CUSMA 2026 review: what Canadian manufacturers need to know now
The CUSMA/USMCA joint review creates a narrow window of concentrated policy risk for Canadian manufacturers with US supply chain exposure. Most companies are not preparing.
The 2026 review is not a renegotiation — it is a structured assessment of whether the agreement continues in its current form. But the political context has changed fundamentally since the original ratification. US trade policy has shifted from institutional multilateralism to transactional bilateralism. Canada's leverage position has narrowed.

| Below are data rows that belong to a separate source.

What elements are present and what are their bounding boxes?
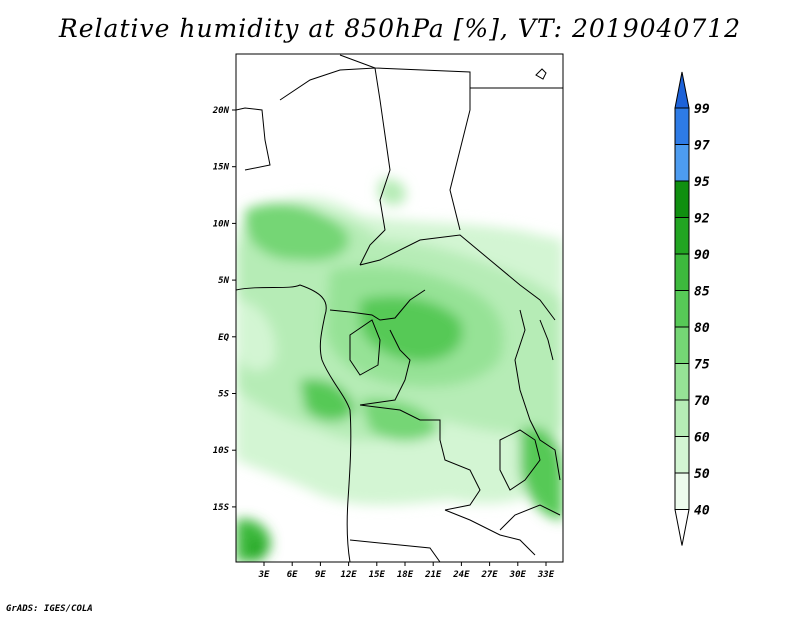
colorbar-label: 80 bbox=[694, 321, 710, 336]
grads-credit: GrADS: IGES/COLA bbox=[6, 604, 93, 614]
map-frame bbox=[235, 53, 564, 563]
lon-label: 9E bbox=[315, 570, 326, 580]
lat-label: 5S bbox=[218, 390, 229, 400]
colorbar-label: 70 bbox=[694, 394, 710, 409]
lon-label: 6E bbox=[287, 570, 298, 580]
lon-label: 24E bbox=[452, 570, 470, 580]
colorbar-label: 99 bbox=[694, 102, 710, 117]
colorbar-label: 95 bbox=[694, 175, 710, 190]
lat-label: 15N bbox=[213, 163, 230, 173]
lon-label: 33E bbox=[537, 570, 555, 580]
colorbar: 99 97 95 92 90 85 80 75 70 60 50 40 bbox=[674, 71, 710, 546]
colorbar-segment bbox=[674, 144, 690, 182]
colorbar-segment bbox=[674, 290, 690, 328]
lon-label: 3E bbox=[258, 570, 270, 580]
colorbar-segment bbox=[674, 472, 690, 510]
colorbar-segment bbox=[674, 217, 690, 255]
colorbar-segment bbox=[674, 363, 690, 401]
colorbar-label: 40 bbox=[694, 504, 710, 519]
humidity-field bbox=[236, 54, 563, 562]
colorbar-label: 97 bbox=[694, 139, 710, 154]
latitude-axis: 20N 15N 10N 5N EQ 5S 10S 15S bbox=[212, 106, 236, 513]
lat-label: 20N bbox=[212, 106, 230, 116]
lon-label: 21E bbox=[424, 570, 442, 580]
colorbar-label: 92 bbox=[694, 212, 710, 227]
longitude-axis: 3E 6E 9E 12E 15E 18E 21E 24E 27E 30E 33E bbox=[258, 562, 555, 580]
colorbar-segment bbox=[674, 180, 690, 218]
colorbar-segment bbox=[674, 326, 690, 364]
lon-label: 15E bbox=[369, 570, 386, 580]
colorbar-label: 75 bbox=[694, 358, 710, 373]
colorbar-label: 50 bbox=[694, 467, 710, 482]
colorbar-segment bbox=[674, 399, 690, 437]
lon-label: 27E bbox=[480, 570, 498, 580]
lat-label: 10N bbox=[213, 219, 230, 229]
lon-label: 18E bbox=[397, 570, 414, 580]
colorbar-segment bbox=[674, 107, 690, 145]
lat-label: 15S bbox=[213, 503, 230, 513]
lat-label: EQ bbox=[218, 333, 229, 343]
colorbar-segment bbox=[674, 253, 690, 291]
colorbar-top-arrow bbox=[674, 71, 690, 109]
lon-label: 12E bbox=[340, 570, 357, 580]
colorbar-label: 85 bbox=[694, 285, 710, 300]
lat-label: 10S bbox=[213, 446, 230, 456]
colorbar-label: 90 bbox=[694, 248, 710, 263]
map-title: Relative humidity at 850hPa [%], VT: 201… bbox=[58, 14, 742, 43]
colorbar-segment bbox=[674, 436, 690, 474]
lat-label: 5N bbox=[218, 276, 229, 286]
colorbar-label: 60 bbox=[694, 431, 710, 446]
colorbar-bottom-arrow bbox=[674, 509, 690, 546]
lon-label: 30E bbox=[509, 570, 527, 580]
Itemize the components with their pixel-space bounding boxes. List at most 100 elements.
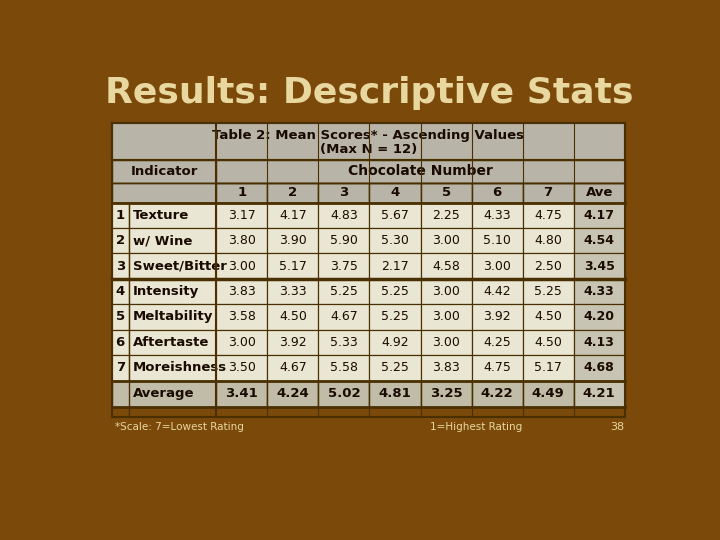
Text: Aftertaste: Aftertaste (132, 336, 209, 349)
Bar (216, 279, 267, 304)
Bar (267, 330, 318, 355)
Text: 4.75: 4.75 (483, 361, 511, 374)
Bar (574, 279, 625, 304)
Text: 5.58: 5.58 (330, 361, 358, 374)
Bar (472, 381, 523, 407)
Text: 2: 2 (116, 234, 125, 247)
Bar (472, 355, 523, 381)
Text: 5.25: 5.25 (330, 285, 358, 298)
Bar (216, 253, 267, 279)
Text: 1: 1 (238, 186, 246, 199)
Text: 4.42: 4.42 (483, 285, 511, 298)
Bar (129, 304, 216, 330)
Bar (267, 228, 318, 253)
Text: 3.80: 3.80 (228, 234, 256, 247)
Bar (472, 183, 523, 202)
Text: Ave: Ave (585, 186, 613, 199)
Bar (420, 279, 472, 304)
Text: 4.50: 4.50 (534, 310, 562, 323)
Bar (369, 228, 420, 253)
Text: 3.45: 3.45 (584, 260, 615, 273)
Bar (523, 183, 574, 202)
Text: w/ Wine: w/ Wine (132, 234, 192, 247)
Bar (369, 355, 420, 381)
Text: 5.17: 5.17 (534, 361, 562, 374)
Bar (129, 330, 216, 355)
Text: 4.92: 4.92 (381, 336, 409, 349)
Bar (112, 330, 129, 355)
Text: 2.17: 2.17 (381, 260, 409, 273)
Bar (216, 202, 267, 228)
Text: 4.68: 4.68 (584, 361, 615, 374)
Text: 3.00: 3.00 (432, 234, 460, 247)
Bar (369, 202, 420, 228)
Bar (129, 202, 216, 228)
Text: 5.25: 5.25 (534, 285, 562, 298)
Bar (112, 381, 216, 407)
Text: 4: 4 (390, 186, 400, 199)
Text: 7: 7 (544, 186, 553, 199)
Bar (420, 304, 472, 330)
Bar (267, 304, 318, 330)
Text: 3.50: 3.50 (228, 361, 256, 374)
Text: 4.50: 4.50 (279, 310, 307, 323)
Bar (523, 355, 574, 381)
Bar (420, 228, 472, 253)
Bar (318, 202, 369, 228)
Bar (216, 159, 625, 183)
Text: 4.67: 4.67 (279, 361, 307, 374)
Bar (420, 253, 472, 279)
Text: 3: 3 (339, 186, 348, 199)
Bar (472, 279, 523, 304)
Text: 5.25: 5.25 (381, 285, 409, 298)
Text: 3.83: 3.83 (432, 361, 460, 374)
Text: 4.25: 4.25 (483, 336, 511, 349)
Text: 3.00: 3.00 (432, 336, 460, 349)
Bar (369, 330, 420, 355)
Bar (129, 253, 216, 279)
Text: 3.17: 3.17 (228, 209, 256, 222)
Text: 4.58: 4.58 (432, 260, 460, 273)
Bar (574, 183, 625, 202)
Text: 38: 38 (611, 422, 625, 433)
Text: 4.81: 4.81 (379, 387, 411, 400)
Bar (420, 355, 472, 381)
Text: 4.33: 4.33 (584, 285, 615, 298)
Bar (112, 228, 129, 253)
Text: 5.10: 5.10 (483, 234, 511, 247)
Text: Chocolate Number: Chocolate Number (348, 164, 493, 178)
Text: 4.17: 4.17 (279, 209, 307, 222)
Text: 5: 5 (441, 186, 451, 199)
Bar (420, 330, 472, 355)
Text: 3: 3 (116, 260, 125, 273)
Text: 1=Highest Rating: 1=Highest Rating (430, 422, 522, 433)
Bar (318, 381, 369, 407)
Text: 3.33: 3.33 (279, 285, 307, 298)
Bar (318, 228, 369, 253)
Bar (216, 355, 267, 381)
Text: 4.33: 4.33 (483, 209, 511, 222)
Bar (318, 279, 369, 304)
Bar (267, 279, 318, 304)
Bar (112, 202, 129, 228)
Text: 5.30: 5.30 (381, 234, 409, 247)
Text: 4.24: 4.24 (276, 387, 310, 400)
Bar (129, 228, 216, 253)
Bar (216, 381, 267, 407)
Bar (420, 183, 472, 202)
Text: 5.25: 5.25 (381, 310, 409, 323)
Text: 4.20: 4.20 (584, 310, 615, 323)
Text: 5.90: 5.90 (330, 234, 358, 247)
Bar (369, 183, 420, 202)
Bar (523, 304, 574, 330)
Text: 3.41: 3.41 (225, 387, 258, 400)
Text: 3.00: 3.00 (432, 285, 460, 298)
Bar (129, 355, 216, 381)
Text: 4.67: 4.67 (330, 310, 358, 323)
Bar (267, 381, 318, 407)
Bar (112, 355, 129, 381)
Bar (267, 183, 318, 202)
Text: 5.02: 5.02 (328, 387, 360, 400)
Text: 3.00: 3.00 (483, 260, 511, 273)
Text: 2: 2 (288, 186, 297, 199)
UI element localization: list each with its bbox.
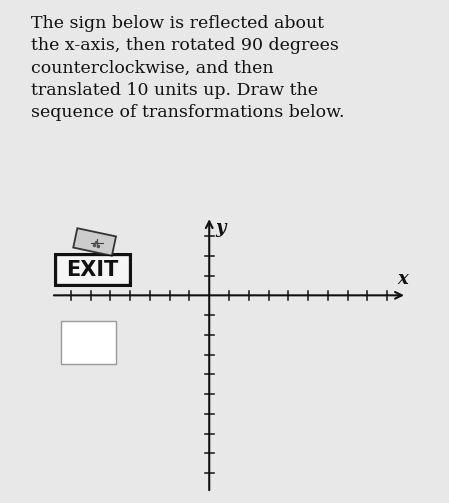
- Text: The sign below is reflected about 
the x-axis, then rotated 90 degrees
countercl: The sign below is reflected about the x-…: [31, 15, 345, 121]
- Text: EXIT: EXIT: [66, 260, 119, 280]
- Bar: [61, 321, 116, 365]
- Text: x: x: [397, 271, 408, 288]
- Text: y: y: [215, 219, 226, 237]
- Bar: [57, 255, 129, 284]
- Polygon shape: [73, 228, 116, 256]
- Bar: [55, 254, 130, 286]
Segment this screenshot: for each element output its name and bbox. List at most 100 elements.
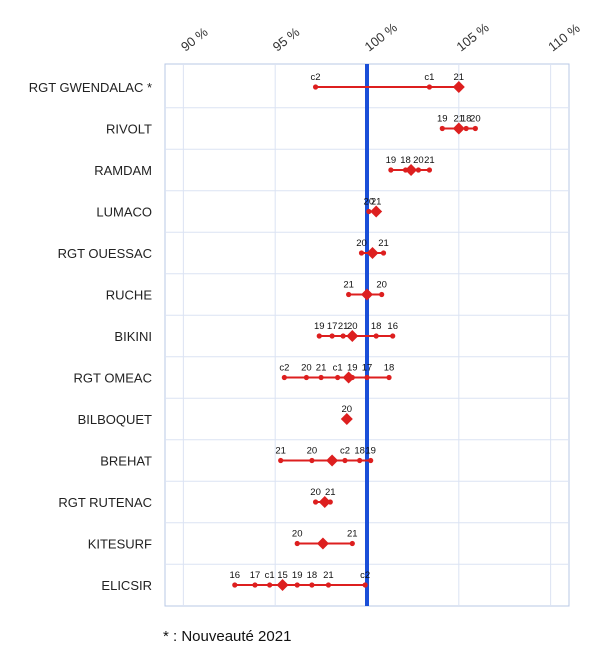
point-label: 19 [347, 363, 358, 374]
category-label: BIKINI [114, 329, 152, 344]
point-label: 20 [307, 446, 318, 457]
data-point [325, 582, 332, 588]
category-label: RGT OMEAC [74, 371, 153, 386]
point-label: 18 [307, 570, 318, 581]
point-label: c1 [424, 72, 434, 83]
data-point [294, 582, 300, 588]
data-point [318, 374, 324, 381]
point-label: c1 [333, 363, 343, 374]
category-label: RIVOLT [106, 122, 152, 137]
data-point [358, 250, 365, 256]
point-label: 15 [277, 570, 288, 581]
data-point [267, 582, 273, 588]
point-label: 21 [343, 280, 354, 291]
x-tick-label: 100 % [362, 20, 401, 55]
point-label: 18 [371, 321, 382, 332]
data-point [357, 457, 363, 464]
data-point [312, 84, 319, 90]
data-point [346, 291, 352, 298]
point-label: 19 [437, 114, 448, 125]
data-point [294, 540, 300, 547]
main-value-diamond [316, 537, 329, 550]
data-point [252, 582, 258, 588]
chart: 90 % 95 % 100 % 105 % 110 % RGT GWENDALAC * c2… [29, 20, 583, 607]
point-label: 20 [413, 155, 424, 166]
point-label: c2 [340, 446, 350, 457]
main-value-diamond [326, 454, 339, 467]
main-value-diamond [366, 247, 379, 259]
point-label: 21 [371, 197, 382, 208]
point-label: 21 [338, 321, 349, 332]
data-point [426, 167, 433, 173]
data-point [439, 125, 445, 132]
point-label: 19 [292, 570, 303, 581]
data-point [472, 125, 478, 132]
point-label: 20 [347, 321, 358, 332]
category-label: RGT GWENDALAC * [29, 80, 152, 95]
category-label: RGT OUESSAC [58, 246, 152, 261]
point-label: 16 [387, 321, 398, 332]
data-point [232, 582, 238, 588]
point-label: 18 [400, 155, 411, 166]
data-point [390, 333, 396, 339]
data-point [281, 374, 287, 381]
data-point [329, 333, 335, 339]
point-label: 21 [347, 529, 358, 540]
data-point [362, 582, 368, 588]
category-label: RUCHE [106, 288, 153, 303]
data-point [312, 499, 319, 505]
data-point [335, 374, 341, 381]
point-label: 20 [310, 487, 321, 498]
data-point [342, 457, 348, 464]
data-point [463, 125, 469, 132]
category-label: BREHAT [100, 454, 152, 469]
data-point [349, 540, 355, 547]
point-label: 21 [424, 155, 435, 166]
point-label: 17 [362, 363, 373, 374]
point-label: 21 [275, 446, 286, 457]
point-label: 19 [386, 155, 397, 166]
point-label: c2 [279, 363, 289, 374]
data-point [426, 84, 433, 90]
data-point [340, 333, 346, 339]
point-label: 18 [384, 363, 395, 374]
main-value-diamond [405, 164, 418, 176]
main-value-diamond [452, 81, 465, 93]
point-label: 20 [342, 404, 353, 415]
point-label: 17 [250, 570, 261, 581]
data-point [380, 250, 387, 256]
point-label: 16 [229, 570, 240, 581]
point-label: 20 [470, 114, 481, 125]
point-label: 21 [454, 114, 465, 125]
main-value-diamond [342, 371, 355, 384]
point-label: 17 [327, 321, 338, 332]
data-point [386, 374, 392, 381]
category-label: BILBOQUET [78, 412, 152, 427]
data-point [303, 374, 309, 381]
point-label: 20 [356, 238, 367, 249]
point-label: c2 [360, 570, 370, 581]
x-tick-label: 110 % [545, 20, 583, 54]
point-label: 19 [314, 321, 325, 332]
point-label: 21 [378, 238, 389, 249]
main-value-diamond [361, 288, 373, 301]
point-label: 19 [365, 446, 376, 457]
point-label: c1 [265, 570, 275, 581]
point-label: 21 [454, 72, 465, 83]
data-point [415, 167, 422, 173]
main-value-diamond [340, 413, 353, 425]
category-label: RAMDAM [94, 163, 152, 178]
data-point [278, 457, 284, 464]
data-point [316, 333, 322, 339]
data-point [373, 333, 379, 339]
main-value-diamond [452, 122, 465, 135]
point-label: 21 [316, 363, 327, 374]
point-label: 21 [323, 570, 334, 581]
point-label: 20 [376, 280, 387, 291]
x-tick-label: 95 % [270, 24, 303, 54]
data-point [366, 208, 372, 215]
main-value-diamond [276, 579, 289, 591]
data-point [388, 167, 394, 173]
point-label: 20 [292, 529, 303, 540]
x-tick-label: 90 % [178, 24, 211, 54]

For manufacturers, three areas demand immediate attention. First, rules of origin: the automotive and steel provisions face the most scrutiny, but downstream manufacturers in construction materials, industrial components, and consumer goods should map their supply chain exposure now. Second, digital trade provisions: the moratorium on customs duties for digital products is under review, with implications for any company with significant cross-border digital service delivery. Third, dispute resolution: the Chapter 31 mechanism has been underutilized, and the review may introduce procedural changes that affect how companies challenge adverse trade determinations.
The companies that will navigate this successfully are those building intelligence capability now — not waiting for headlines. Track the negotiating positions of the three parties. Monitor the advisory committee compositions. Map the political economy of each provision that affects your sector.
The window for positioning is now. By the time the review conclusions are public, the strategic options have already narrowed.